Recensione a La città della fortuna di Elie Wiesel
di Giulio Meotti - Il Foglio
Sei solo un cretino - continuò l'ufficiale. - Credi di poter tener duro. Ti credi forte. Altri l'hanno creduto prima di te. Un giorno, due, tre... Alla fine hanno parlato. Anche tu parlerai. Vuoi aspettare? Ben volentieri. Aspettiamo, io ho tempo. Vuoi giocare? Giochiamo, ma ti avverto, il gioco è truccato, il risultato risaputo. Perdi, hai già perso. In questa stanza si diventa loquaci senza volerlo. Presto, tra un'ora, forse tra tre giorni, ti metterai a gridare, a urlare. Non chiederai che di scaricarti, di liberarti. Ogni minuto aumenterà il peso del tuo fardello. Lo sentirai nelle gambe. Qui sono le gambe che diventano loquaci". Un seviziatore erudito ha chiamato sadicamente "preghiera" la tortura che "consiste nello spezzare la resistenza del prigioniero obbligandolo a restare in piedi fino allo sfinimento. E' perché gli ebrei pregano in piedi che questa tortura ha preso ora il nome di preghiera. Si mette il prigioniero davanti a un muro: ci resta giorni e notti. Proibito muoversi, appoggiarsi. Il prigioniero può chiudere gli occhi e anche dormire se riesce a farlo senza toccare il muro. E' proibito anche incrociare le gambe. Ogni otto ore viene condotto al gabinetto e, al ritorno, trova un nuovo ufficiale in servizio".

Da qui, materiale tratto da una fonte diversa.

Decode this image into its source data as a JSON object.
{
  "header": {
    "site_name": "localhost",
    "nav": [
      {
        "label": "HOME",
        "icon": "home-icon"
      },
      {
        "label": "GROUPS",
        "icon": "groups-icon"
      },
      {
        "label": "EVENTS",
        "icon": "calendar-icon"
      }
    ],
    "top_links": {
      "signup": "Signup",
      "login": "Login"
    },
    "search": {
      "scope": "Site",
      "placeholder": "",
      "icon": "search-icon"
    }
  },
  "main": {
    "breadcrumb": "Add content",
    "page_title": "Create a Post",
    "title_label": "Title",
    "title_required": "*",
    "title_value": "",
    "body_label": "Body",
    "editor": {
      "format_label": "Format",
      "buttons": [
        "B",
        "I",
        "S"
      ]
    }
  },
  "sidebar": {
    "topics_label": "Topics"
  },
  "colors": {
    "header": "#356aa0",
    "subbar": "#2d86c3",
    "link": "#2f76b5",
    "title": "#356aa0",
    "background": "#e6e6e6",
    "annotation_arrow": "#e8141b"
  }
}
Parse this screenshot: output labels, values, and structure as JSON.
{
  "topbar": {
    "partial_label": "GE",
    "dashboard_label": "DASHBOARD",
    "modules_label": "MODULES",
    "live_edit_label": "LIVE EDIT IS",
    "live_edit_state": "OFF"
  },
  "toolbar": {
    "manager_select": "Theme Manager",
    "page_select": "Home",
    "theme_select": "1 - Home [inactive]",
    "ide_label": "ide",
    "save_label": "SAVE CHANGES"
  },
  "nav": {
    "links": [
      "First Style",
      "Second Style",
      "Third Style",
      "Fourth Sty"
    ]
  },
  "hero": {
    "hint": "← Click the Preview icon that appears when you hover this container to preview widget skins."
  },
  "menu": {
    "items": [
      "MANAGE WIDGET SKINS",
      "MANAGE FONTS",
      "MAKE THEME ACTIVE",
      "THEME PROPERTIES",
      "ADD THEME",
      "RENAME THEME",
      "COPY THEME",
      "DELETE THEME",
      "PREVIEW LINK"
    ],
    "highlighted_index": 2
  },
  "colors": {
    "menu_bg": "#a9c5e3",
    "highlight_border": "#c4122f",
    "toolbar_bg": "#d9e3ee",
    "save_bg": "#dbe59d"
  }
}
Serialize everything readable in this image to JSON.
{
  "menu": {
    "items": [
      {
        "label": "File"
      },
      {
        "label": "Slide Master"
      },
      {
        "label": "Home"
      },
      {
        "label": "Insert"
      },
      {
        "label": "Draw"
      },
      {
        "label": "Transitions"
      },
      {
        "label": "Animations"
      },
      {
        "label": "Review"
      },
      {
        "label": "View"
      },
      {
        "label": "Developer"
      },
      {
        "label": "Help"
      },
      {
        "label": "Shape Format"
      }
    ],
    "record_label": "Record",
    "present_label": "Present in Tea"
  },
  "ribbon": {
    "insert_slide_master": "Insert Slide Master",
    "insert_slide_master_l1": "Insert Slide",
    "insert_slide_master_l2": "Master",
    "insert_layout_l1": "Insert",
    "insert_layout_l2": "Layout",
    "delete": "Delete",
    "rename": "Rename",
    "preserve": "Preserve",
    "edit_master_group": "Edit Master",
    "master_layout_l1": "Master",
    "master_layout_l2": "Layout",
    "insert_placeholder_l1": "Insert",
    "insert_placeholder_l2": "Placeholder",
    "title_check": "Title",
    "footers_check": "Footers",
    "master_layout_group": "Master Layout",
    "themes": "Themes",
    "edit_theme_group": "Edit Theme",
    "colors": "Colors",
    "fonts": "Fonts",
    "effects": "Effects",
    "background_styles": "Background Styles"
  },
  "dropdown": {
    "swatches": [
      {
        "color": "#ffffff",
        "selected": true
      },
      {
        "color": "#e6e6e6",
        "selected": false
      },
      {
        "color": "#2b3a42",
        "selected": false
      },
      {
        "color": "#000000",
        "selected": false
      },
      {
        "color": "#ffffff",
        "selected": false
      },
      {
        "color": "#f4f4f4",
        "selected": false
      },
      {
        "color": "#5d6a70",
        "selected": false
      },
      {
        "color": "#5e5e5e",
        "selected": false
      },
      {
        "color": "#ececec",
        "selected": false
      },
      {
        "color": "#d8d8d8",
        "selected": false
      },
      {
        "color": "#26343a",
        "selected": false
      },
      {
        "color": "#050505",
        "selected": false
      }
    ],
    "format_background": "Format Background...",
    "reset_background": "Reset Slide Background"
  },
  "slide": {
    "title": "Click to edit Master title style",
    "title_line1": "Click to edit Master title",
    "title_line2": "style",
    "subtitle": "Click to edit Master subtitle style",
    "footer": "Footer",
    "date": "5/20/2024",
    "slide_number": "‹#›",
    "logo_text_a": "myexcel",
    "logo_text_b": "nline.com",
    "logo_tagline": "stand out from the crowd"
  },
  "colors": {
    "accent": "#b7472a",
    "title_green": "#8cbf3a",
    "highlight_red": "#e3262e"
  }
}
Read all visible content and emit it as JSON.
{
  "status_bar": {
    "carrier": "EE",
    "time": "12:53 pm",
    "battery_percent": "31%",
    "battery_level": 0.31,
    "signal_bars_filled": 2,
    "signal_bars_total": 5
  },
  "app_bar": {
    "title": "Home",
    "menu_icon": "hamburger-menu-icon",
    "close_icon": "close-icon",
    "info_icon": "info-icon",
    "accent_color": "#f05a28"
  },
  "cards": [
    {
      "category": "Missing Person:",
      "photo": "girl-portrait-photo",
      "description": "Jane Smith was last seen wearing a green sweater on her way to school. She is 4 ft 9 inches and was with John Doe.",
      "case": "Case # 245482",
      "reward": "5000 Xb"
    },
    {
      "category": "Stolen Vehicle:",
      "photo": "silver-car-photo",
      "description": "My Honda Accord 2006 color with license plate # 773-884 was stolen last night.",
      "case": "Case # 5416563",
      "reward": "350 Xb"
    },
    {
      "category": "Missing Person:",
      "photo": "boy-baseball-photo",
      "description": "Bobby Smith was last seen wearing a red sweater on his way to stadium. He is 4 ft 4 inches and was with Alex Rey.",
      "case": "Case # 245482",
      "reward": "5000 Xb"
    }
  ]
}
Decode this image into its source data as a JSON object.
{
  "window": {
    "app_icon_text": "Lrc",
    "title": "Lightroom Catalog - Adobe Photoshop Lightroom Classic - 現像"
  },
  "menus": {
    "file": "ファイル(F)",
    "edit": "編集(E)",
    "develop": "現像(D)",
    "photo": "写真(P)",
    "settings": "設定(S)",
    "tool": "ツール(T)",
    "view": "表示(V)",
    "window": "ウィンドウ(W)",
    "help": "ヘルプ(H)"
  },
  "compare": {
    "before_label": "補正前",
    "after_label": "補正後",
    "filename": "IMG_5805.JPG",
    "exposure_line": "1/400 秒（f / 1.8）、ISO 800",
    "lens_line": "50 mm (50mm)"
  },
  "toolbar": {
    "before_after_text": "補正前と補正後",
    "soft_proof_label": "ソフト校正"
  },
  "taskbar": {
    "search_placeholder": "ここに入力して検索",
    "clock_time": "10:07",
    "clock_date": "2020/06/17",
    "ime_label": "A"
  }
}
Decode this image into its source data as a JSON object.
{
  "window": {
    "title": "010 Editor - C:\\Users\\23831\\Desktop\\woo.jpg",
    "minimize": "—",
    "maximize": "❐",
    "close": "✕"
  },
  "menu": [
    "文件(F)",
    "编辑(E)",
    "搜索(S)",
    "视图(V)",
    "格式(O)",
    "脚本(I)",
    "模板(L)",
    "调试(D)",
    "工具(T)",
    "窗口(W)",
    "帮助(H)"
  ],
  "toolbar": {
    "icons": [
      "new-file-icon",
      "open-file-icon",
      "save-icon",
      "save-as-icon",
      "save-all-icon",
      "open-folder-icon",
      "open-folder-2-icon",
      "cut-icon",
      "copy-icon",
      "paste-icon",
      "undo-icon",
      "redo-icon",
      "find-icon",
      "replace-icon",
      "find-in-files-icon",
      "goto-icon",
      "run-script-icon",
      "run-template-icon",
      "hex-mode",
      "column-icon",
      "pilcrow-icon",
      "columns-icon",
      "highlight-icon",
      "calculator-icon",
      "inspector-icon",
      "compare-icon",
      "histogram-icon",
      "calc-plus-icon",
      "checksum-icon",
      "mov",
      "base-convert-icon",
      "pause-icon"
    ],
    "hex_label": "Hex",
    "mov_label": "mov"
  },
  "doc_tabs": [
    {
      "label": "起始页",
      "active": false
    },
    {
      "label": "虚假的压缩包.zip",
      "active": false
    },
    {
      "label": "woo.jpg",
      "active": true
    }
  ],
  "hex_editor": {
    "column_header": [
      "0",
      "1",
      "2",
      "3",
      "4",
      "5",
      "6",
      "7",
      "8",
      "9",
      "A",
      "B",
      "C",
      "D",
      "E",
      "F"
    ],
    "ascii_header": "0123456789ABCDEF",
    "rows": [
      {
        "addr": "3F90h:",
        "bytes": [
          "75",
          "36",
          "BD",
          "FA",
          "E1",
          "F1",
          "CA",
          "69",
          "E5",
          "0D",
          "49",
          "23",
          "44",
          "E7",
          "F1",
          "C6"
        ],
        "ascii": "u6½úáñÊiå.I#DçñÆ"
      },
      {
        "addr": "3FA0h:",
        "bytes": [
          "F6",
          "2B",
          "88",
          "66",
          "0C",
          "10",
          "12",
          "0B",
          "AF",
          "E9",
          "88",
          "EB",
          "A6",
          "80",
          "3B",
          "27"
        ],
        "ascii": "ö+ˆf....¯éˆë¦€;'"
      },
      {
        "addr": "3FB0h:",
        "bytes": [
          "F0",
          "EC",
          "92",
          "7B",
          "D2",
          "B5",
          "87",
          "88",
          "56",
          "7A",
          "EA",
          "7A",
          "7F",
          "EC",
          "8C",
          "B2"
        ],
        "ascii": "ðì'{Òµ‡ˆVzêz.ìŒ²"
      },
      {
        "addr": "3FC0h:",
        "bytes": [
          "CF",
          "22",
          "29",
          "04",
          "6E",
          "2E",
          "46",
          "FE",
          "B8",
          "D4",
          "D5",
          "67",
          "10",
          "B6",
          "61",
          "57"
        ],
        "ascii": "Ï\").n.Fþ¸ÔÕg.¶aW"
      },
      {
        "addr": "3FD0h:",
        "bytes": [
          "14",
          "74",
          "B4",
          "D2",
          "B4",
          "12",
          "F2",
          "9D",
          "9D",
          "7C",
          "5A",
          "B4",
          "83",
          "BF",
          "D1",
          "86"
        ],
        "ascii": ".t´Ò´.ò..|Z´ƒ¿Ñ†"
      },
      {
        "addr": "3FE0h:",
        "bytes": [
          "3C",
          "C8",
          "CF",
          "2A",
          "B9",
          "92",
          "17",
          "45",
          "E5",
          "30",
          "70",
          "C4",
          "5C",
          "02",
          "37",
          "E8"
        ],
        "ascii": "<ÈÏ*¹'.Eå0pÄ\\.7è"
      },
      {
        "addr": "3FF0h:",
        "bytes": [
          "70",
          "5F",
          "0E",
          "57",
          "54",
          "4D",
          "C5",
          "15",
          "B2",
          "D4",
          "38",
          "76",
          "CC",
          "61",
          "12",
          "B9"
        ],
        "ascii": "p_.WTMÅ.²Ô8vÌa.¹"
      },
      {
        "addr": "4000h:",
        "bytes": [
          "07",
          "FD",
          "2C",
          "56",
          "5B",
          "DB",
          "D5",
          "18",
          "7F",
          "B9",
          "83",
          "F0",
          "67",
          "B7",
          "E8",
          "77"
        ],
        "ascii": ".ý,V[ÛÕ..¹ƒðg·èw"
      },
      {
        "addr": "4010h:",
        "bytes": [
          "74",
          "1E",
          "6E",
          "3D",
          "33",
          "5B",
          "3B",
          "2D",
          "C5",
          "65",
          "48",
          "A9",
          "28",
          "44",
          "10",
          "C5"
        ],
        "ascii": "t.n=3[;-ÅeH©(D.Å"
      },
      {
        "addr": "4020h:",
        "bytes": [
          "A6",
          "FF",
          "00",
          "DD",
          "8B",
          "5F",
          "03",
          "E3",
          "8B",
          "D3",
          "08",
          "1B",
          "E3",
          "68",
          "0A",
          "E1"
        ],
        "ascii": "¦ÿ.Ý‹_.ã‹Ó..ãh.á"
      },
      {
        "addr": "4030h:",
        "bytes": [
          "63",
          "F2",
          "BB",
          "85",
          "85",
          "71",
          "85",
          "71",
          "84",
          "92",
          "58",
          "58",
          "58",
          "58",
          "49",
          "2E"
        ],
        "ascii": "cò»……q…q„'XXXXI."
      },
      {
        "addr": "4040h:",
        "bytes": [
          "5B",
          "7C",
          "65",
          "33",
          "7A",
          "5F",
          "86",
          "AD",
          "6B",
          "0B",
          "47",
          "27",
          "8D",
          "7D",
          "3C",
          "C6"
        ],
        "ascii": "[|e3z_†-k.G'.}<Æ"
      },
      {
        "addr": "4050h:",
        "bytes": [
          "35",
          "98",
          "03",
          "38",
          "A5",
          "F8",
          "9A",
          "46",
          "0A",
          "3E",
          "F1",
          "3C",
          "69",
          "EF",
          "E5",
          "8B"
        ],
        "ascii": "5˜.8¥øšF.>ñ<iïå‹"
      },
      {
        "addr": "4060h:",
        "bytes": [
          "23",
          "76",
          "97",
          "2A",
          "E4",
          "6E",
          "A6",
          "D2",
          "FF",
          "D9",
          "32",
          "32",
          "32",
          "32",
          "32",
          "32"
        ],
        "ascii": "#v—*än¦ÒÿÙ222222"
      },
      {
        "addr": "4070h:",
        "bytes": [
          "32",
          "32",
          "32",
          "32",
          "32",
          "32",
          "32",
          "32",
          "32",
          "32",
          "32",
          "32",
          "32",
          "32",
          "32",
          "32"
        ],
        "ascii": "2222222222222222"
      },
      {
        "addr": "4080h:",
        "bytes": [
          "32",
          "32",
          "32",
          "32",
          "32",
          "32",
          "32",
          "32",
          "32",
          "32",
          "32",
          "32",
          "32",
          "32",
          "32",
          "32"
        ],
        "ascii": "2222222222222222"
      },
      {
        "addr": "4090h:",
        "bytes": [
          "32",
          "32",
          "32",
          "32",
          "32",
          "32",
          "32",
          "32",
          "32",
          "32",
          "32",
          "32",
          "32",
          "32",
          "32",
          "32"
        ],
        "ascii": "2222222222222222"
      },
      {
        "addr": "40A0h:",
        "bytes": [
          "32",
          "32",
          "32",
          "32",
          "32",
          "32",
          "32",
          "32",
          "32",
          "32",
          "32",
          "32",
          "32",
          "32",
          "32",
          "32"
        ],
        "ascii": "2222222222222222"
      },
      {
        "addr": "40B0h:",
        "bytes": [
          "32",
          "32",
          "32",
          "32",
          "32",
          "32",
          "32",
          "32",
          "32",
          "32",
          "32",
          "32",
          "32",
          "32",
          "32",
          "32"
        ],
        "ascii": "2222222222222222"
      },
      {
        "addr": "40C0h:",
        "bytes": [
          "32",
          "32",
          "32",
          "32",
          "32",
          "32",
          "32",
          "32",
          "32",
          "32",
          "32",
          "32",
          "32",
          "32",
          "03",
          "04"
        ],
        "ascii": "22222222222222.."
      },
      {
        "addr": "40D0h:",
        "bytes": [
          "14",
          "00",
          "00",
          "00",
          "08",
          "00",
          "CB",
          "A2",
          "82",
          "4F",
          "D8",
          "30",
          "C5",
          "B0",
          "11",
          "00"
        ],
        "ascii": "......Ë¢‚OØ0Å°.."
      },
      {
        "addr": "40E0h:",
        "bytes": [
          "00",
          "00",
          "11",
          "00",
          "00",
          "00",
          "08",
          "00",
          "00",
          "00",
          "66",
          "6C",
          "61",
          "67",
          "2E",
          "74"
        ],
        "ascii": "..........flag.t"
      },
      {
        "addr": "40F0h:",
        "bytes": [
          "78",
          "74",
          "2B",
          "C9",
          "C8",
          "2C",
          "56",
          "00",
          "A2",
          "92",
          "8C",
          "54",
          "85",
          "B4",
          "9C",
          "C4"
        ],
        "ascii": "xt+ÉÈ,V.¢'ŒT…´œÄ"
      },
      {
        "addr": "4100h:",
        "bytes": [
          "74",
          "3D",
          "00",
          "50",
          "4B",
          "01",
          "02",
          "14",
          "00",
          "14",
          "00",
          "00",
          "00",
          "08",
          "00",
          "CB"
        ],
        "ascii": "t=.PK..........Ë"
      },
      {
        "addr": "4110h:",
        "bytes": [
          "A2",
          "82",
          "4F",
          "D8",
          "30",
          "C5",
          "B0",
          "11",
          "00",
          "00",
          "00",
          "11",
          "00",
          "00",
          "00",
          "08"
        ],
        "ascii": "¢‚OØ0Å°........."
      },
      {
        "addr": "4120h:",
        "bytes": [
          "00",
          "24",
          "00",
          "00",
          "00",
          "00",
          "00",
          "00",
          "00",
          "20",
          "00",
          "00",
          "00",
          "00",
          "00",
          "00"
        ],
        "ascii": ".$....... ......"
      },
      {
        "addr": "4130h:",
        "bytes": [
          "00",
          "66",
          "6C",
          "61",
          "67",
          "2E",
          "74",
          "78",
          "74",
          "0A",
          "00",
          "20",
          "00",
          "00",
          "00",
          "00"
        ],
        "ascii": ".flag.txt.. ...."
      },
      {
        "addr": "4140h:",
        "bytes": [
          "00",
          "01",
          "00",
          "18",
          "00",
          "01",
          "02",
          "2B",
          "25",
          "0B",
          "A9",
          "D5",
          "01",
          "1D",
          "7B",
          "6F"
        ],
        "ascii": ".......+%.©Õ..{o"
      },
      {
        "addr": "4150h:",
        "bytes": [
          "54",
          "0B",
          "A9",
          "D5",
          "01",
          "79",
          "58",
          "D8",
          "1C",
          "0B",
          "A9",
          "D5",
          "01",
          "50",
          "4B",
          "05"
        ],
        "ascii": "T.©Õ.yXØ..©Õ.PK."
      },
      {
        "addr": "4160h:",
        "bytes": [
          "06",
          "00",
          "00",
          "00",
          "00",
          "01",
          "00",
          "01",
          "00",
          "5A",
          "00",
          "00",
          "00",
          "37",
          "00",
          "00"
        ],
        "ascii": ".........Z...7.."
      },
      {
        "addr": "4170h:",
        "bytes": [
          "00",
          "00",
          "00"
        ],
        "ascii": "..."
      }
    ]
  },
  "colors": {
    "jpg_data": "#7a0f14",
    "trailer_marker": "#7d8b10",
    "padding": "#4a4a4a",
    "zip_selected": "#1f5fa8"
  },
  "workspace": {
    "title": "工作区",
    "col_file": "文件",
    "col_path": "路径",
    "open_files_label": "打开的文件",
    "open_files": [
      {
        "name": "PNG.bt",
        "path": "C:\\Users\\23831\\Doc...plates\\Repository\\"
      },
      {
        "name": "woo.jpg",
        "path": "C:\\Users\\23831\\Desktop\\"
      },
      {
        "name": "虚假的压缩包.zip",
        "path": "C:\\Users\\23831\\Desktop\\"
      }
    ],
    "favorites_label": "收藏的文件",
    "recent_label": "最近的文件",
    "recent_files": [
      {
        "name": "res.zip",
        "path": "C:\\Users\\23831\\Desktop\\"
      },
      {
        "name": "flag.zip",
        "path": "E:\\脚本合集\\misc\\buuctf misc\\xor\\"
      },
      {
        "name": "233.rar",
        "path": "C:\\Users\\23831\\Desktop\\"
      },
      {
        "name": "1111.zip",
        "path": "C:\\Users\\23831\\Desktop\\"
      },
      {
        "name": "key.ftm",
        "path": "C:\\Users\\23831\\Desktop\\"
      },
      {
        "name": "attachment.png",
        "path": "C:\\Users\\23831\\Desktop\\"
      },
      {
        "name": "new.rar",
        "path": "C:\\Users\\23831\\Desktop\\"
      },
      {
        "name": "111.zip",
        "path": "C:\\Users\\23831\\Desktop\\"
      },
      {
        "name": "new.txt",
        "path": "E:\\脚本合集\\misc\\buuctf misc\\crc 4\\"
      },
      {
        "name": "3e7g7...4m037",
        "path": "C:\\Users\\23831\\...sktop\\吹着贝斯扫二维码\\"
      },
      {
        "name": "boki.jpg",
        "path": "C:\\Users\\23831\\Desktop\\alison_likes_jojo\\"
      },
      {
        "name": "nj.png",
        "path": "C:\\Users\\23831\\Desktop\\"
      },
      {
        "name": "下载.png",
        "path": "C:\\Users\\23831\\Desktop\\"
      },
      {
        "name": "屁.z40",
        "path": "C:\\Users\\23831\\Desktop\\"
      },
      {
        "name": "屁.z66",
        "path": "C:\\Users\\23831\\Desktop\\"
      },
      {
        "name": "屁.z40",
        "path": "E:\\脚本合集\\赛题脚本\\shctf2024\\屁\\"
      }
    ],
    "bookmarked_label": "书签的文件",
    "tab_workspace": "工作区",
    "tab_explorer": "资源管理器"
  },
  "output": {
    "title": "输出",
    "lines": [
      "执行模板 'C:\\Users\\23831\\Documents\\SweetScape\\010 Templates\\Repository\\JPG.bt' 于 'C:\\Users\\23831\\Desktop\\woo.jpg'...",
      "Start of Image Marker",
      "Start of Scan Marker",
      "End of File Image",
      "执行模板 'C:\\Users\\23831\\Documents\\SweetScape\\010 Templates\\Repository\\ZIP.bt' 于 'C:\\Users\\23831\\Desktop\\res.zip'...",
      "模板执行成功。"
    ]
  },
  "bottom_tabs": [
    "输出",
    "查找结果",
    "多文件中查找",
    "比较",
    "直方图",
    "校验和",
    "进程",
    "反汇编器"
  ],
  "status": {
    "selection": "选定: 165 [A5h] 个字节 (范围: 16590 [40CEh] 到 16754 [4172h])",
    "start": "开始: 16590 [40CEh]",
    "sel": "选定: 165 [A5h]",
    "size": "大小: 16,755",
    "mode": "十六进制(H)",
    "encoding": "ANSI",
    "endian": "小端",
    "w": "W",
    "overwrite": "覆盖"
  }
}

La maggior parte dei prigionieri non resiste più di ventiquattro ore ma, a Michael, Pedro ha chiesto, quando gli ha organizzato il passsaggio clandestino, di tenere duro tre giorni nel caso venisse arrestato. "Il tempo necessario alle guide per attraversare la frontiere o per sparire". E allora Michael per resistere, per non pensare alle gambe che si fanno di legno e alle zanzare che lo trafiggono, viaggia con la mente. Ripercorre la sua vita, a partire da quando è nato in quella Szerencsevaros per cui il nome "Città della fortuna". Pedro lo ha preso in giro. "E' questa la sua fortuna?". Michael protesta: "Non prendermi in giro! Non devi scherzare su città che hanno avuto la fortuna di sopravvivere a tante occupazioni straniere, a tanti regimi diversi. Tutte le potenze europee, grandi e piccole, se la sono contesa. A volte mi sembra che Szerencsevaros sia stata la vera posta in gioco nelle due guerre mondiali. Prima faceva parte dell'Austria, poi fu ceduta all'Ungheria che la consegnò alla Romania per riprendersela venti anni dopo. Poi fu la volta della Germania che ci teneva ad avere l'onore di incorporarla nel Terzo Reich, il che permise alla Russia di sottrargliela. Così i quarantamila abitanti di Szerencsevaros non sanno mai di quale paese sono i cittadini fedeli e leali. Capisci dunque Pedro, che non bisogna prendere in giro una città leggendaria che fa gola a tutti i governi d'Europa".
E poi Parigi, il lager, Tangeri. Michael parla con Dio. Ripercorre i suoi studi di teologia ebraica e di filosofia. Il presente sembra mescolarsi al passato e al futuro, in un incubo talmente straniante che si può leggere il libro per un bel po' prima di capire che i torturatori non sono hitleriani ma stalinisti. Sopravvissuto all'olocausto nazista, Michael ha infatti voluto sfidare le regole della cortina di ferro, semplicemente per un ritorno alla città natia che è anche una simbolica ricerca delle radici. "Hai mai sentito parlare di quei saggi che in India si alzano un mattino, lasciano moglie e figli, e se ne vanno alla ricerca di una verità senza sapere neppure dove cercarla? Io lo so: si trova a Szerencsevaros". E l'incubo si rivela un percorso iniziatico, per ricomporre quei rapporti che Michael aveva visto tragicamente spezzarsi nel mondo e in se stesso: il rapporto tra l'uomo e Dio, il rapporto tra l'uomo e il suo prossimo.